En parallèle, Sterline Civil met en avant son bilan de gestion. En sept mois, affirme-t-elle, le FNE a contribué à la réhabilitation de plusieurs établissements scolaires, au financement de programmes de soutien pour les parents d’élèves et à la mise en œuvre d’enquêtes administratives destinées à renforcer la transparence.
« Tout cela a été accompli avec un objectif clair : redonner sens et dignité à la mission éducative. Et pourtant, la réponse, au lieu d’une analyse lucide et honnête, se résume à un rejet teinté d’indifférence », déplore-t-elle.
Créé en 2011 et doté d’un cadre légal en 2017, le Fonds national de l’éducation (FNE) est présenté comme un instrument central de la politique éducative haïtienne. Alimenté par une taxe de 1,50 dollar sur les transferts d’argent internationaux et une redevance de 5 centimes de dollar par minute sur les appels entrants, il a pour mission de financer l’accès à l’éducation pour tous, de soutenir les universités, de construire ou réhabiliter des infrastructures scolaires et de contribuer à l’amélioration de la qualité de l’enseignement. Placé sous la responsabilité d’une direction censée être indépendante, le FNE doit en principe garantir une gestion transparente de ressources stratégiques estimées à plusieurs dizaines de millions de dollars par an.
Pour rappel : la Loi du 17 août 2017 a été votée au Sénat le 28 juin 2017 et à la Chambre des députés le 17 août 2017.
Pourtant, depuis sa création, l’institution traîne une réputation controversée, plusieurs rapports publics et critiques de la société civile dénonçant un risque de dérives clientélistes et l’usage du fonds comme un guichet financier du pouvoir plutôt qu’un véritable levier d’égalité éducative.
La directrice contestataire n’est pas exempte de reproches.

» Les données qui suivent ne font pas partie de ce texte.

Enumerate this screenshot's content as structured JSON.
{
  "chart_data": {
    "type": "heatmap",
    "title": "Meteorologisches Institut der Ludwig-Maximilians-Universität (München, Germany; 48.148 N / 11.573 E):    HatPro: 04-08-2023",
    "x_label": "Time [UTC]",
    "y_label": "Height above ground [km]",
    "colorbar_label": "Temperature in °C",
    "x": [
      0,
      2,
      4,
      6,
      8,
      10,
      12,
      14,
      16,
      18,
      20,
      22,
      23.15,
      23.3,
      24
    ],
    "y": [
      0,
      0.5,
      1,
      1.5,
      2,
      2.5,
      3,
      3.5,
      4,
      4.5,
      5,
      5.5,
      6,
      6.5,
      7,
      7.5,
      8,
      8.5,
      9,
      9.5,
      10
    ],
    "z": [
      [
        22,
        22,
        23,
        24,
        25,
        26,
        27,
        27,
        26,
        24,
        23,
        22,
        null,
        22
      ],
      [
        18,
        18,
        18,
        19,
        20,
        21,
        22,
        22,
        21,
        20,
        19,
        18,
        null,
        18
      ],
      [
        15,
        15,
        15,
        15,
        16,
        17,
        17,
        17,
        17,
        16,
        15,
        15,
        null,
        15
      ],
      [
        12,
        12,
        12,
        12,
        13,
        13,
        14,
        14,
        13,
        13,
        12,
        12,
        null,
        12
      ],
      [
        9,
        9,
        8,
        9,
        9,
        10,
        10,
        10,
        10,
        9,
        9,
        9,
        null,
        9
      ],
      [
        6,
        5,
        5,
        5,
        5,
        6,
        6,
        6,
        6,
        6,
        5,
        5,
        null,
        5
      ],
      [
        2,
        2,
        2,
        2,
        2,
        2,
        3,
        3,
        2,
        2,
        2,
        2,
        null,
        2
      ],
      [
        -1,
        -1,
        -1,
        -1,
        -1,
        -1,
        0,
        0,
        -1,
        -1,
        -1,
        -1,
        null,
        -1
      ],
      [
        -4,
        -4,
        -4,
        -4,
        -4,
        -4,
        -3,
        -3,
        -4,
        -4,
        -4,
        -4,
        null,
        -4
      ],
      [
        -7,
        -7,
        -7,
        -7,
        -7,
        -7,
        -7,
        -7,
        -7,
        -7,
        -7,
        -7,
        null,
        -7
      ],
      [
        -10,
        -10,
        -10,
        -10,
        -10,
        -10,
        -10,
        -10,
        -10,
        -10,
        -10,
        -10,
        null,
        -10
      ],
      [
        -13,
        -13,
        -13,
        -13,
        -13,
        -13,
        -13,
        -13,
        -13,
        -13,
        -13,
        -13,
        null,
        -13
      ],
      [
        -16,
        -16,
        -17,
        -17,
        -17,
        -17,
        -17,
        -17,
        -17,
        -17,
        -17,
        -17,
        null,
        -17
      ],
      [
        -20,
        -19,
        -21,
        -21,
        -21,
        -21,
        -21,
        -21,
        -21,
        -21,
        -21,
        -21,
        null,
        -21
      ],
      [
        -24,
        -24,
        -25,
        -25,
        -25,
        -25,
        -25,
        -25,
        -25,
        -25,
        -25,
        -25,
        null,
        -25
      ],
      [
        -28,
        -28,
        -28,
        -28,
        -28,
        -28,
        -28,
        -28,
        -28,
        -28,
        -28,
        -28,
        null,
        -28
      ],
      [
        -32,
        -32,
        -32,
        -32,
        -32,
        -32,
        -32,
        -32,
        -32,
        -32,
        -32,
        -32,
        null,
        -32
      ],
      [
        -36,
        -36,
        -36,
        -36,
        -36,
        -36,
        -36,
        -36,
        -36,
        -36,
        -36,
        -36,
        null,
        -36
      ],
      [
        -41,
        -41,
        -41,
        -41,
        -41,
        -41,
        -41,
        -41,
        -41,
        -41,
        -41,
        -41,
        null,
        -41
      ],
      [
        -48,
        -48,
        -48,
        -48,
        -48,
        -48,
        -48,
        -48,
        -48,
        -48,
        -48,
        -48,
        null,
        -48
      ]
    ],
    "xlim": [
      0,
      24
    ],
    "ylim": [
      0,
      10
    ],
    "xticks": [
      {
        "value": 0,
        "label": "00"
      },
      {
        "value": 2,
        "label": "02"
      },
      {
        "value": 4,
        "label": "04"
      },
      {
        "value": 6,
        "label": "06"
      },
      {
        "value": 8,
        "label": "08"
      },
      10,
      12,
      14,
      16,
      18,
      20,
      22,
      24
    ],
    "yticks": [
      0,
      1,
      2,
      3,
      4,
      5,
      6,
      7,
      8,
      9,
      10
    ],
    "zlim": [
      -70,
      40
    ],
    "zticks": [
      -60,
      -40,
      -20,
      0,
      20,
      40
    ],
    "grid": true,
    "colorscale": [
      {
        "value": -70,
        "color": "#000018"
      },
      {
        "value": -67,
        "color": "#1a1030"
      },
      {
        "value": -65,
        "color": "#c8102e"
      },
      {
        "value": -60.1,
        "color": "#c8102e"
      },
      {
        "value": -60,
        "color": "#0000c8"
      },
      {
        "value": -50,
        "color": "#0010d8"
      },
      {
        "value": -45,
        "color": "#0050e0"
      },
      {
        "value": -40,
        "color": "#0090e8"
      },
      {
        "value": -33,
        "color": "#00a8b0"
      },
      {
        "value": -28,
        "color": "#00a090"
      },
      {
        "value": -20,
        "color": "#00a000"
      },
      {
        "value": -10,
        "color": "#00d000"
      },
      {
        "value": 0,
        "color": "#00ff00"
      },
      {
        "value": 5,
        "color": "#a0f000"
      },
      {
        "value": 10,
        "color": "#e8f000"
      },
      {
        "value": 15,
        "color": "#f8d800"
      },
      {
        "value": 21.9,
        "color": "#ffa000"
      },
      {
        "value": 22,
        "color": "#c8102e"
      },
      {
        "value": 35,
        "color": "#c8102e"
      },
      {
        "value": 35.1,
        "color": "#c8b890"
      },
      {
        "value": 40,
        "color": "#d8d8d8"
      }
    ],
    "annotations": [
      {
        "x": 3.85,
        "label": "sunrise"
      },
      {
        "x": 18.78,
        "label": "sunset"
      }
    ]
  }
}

Le directeur exécutif du Réseau National de Défense des Droits Humains (RNDDH), Pierre Espérance, dénonce depuis des mois les dérives internes du FNE, pointant Sterline Civil comme une « marionnette » aux mains de son compagnon, Corvington Jean. Selon lui, c’est ce dernier qui dirigerait réellement l’institution, dans un climat d’intimidation où les employés travaillent sous pression constante. Espérance l’accuse d’avoir multiplié des nominations motivées par des intérêts familiaux, plaçant des proches à des postes stratégiques, alors même qu’il dénonçait jadis le népotisme de Fjina Delatour (PNCS) ou de Renan Hedouville (OPC).
Plus encore, Corvington Jean aurait cherché à manipuler la presse, distribuant de petites enveloppes pour vanter Sterline Civil et tentant de soudoyer les journalistes critiques. Autant d’accusations qui renforcent l’image d’un FNE gangrené par le clientélisme et l’instrumentalisation politique, loin de sa mission éducative initiale.
En concluant son recours, Sterline Civil dit appeler la Cour des comptes à rétablir le droit et à rappeler que l’indépendance du FNE ne saurait être sacrifiée aux querelles politiques. « Ce combat dépasse ma personne, il appartient à l’histoire et à la conscience de ceux qui refusent la résignation », écrit-elle dans sa lettre.
En attendant la décision de la CSCCA, le gouvernement a désigné Elysée Colagène, ancien cadre du ministère des Affaires étrangères, comme nouveau directeur général. Il reste à voir si la Cour annulera cette nomination et rétablira l’intéressée dans ses fonctions.